Comment 5 Jay Civelli 2011-06-23 10:54:46 PDT
Created attachment 98370 [details]
Patch
Comment 6 Jay Civelli 2011-06-23 10:58:25 PDT
(In reply to comment #4)
> (In reply to comment #2)
> > (From update of attachment 98320 [details] [details])
> > View in context: https://bugs.webkit.org/attachment.cgi?id=98320&action=review
> > 
> > > Source/WebCore/ChangeLog:8
> > > +        Fixing the SharedBufferChunkReader API so it works correctly with
> > > +        binary data (non printable characters).
> > > +        Also adding a method to peek at the data (this is needed for MHTML
> > > +        with binary parts).
> > 
> > I'm slightly confused as to what this patch is doing.  Is this changing any observable behavior?  If so, we should add a test.  This patch also appears to introduce some functions that aren't used.  Is there a subsequent patch that will use these functions?
> 
> Sorry for the confusion.
> My goal here is to change the API so it deals correctly with binary data.
> This is needed for an upcoming patch that allows binary parts in MHTML files.
> There are several issues with using String in this API when dealing with binary data:
> - each byte is transformed to a UTF16 char, using 2 bytes when it could use only one
> - when getting the data out of the string non UTF characters get messed up
> 
> The peek method is also something I introduce as I'll need it for my upcoming patch.

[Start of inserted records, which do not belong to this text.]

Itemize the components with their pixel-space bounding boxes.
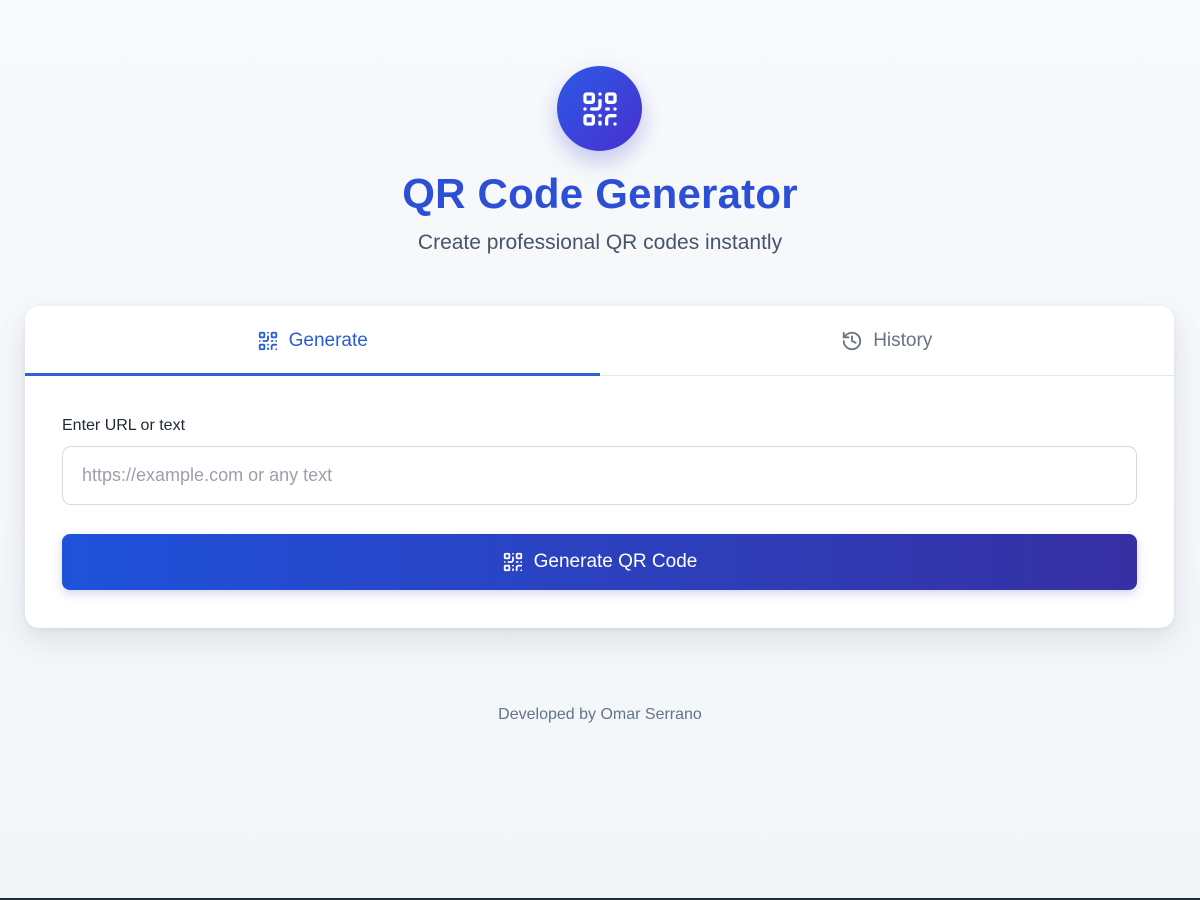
tab-bar: Generate History [25, 306, 1174, 376]
app-logo [557, 66, 642, 151]
qr-code-icon [257, 330, 279, 352]
generator-card: Generate History Enter URL or text https… [25, 306, 1174, 628]
generate-qr-button[interactable]: Generate QR Code [62, 534, 1137, 590]
url-input[interactable] [62, 446, 1137, 505]
generate-qr-button-label: Generate QR Code [533, 551, 698, 572]
tab-history-label: History [873, 329, 933, 351]
url-field-label: Enter URL or text [62, 417, 186, 434]
tab-history[interactable]: History [600, 306, 1175, 375]
footer-credit: Developed by Omar Serrano [498, 706, 702, 723]
tab-generate[interactable]: Generate [25, 306, 600, 376]
page-subtitle: Create professional QR codes instantly [417, 231, 783, 254]
history-icon [841, 330, 863, 352]
page-title: QR Code Generator [402, 170, 798, 217]
qr-code-icon [502, 551, 524, 573]
qr-code-icon [580, 89, 620, 129]
tab-generate-label: Generate [288, 329, 368, 351]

And also, this does not change any current behavior and the mhtml layout-tests ensure this did not break the MHTML support.
Comment 7 Adam Barth 2011-06-23 11:01:08 PDT
Comment on attachment 98370 [details]
Patch

Ok.
Comment 8 WebKit Review Bot 2011-06-23 12:29:49 PDT
Comment on attachment 98370 [details]
Patch

Clearing flags on attachment: 98370

Committed r89599: <http://trac.webkit.org/changeset/89599>
Comment 9 WebKit Review Bot 2011-06-23 12:29:53 PDT
All reviewed patches have been landed.  Closing bug.
Comment 10 Jay Civelli 2011-06-23 13:07:26 PDT
Created attachment 98384 [details]
Unit-tests

Unit-tests that should be added to TestWebKitAPI once it has the WebCore dependency.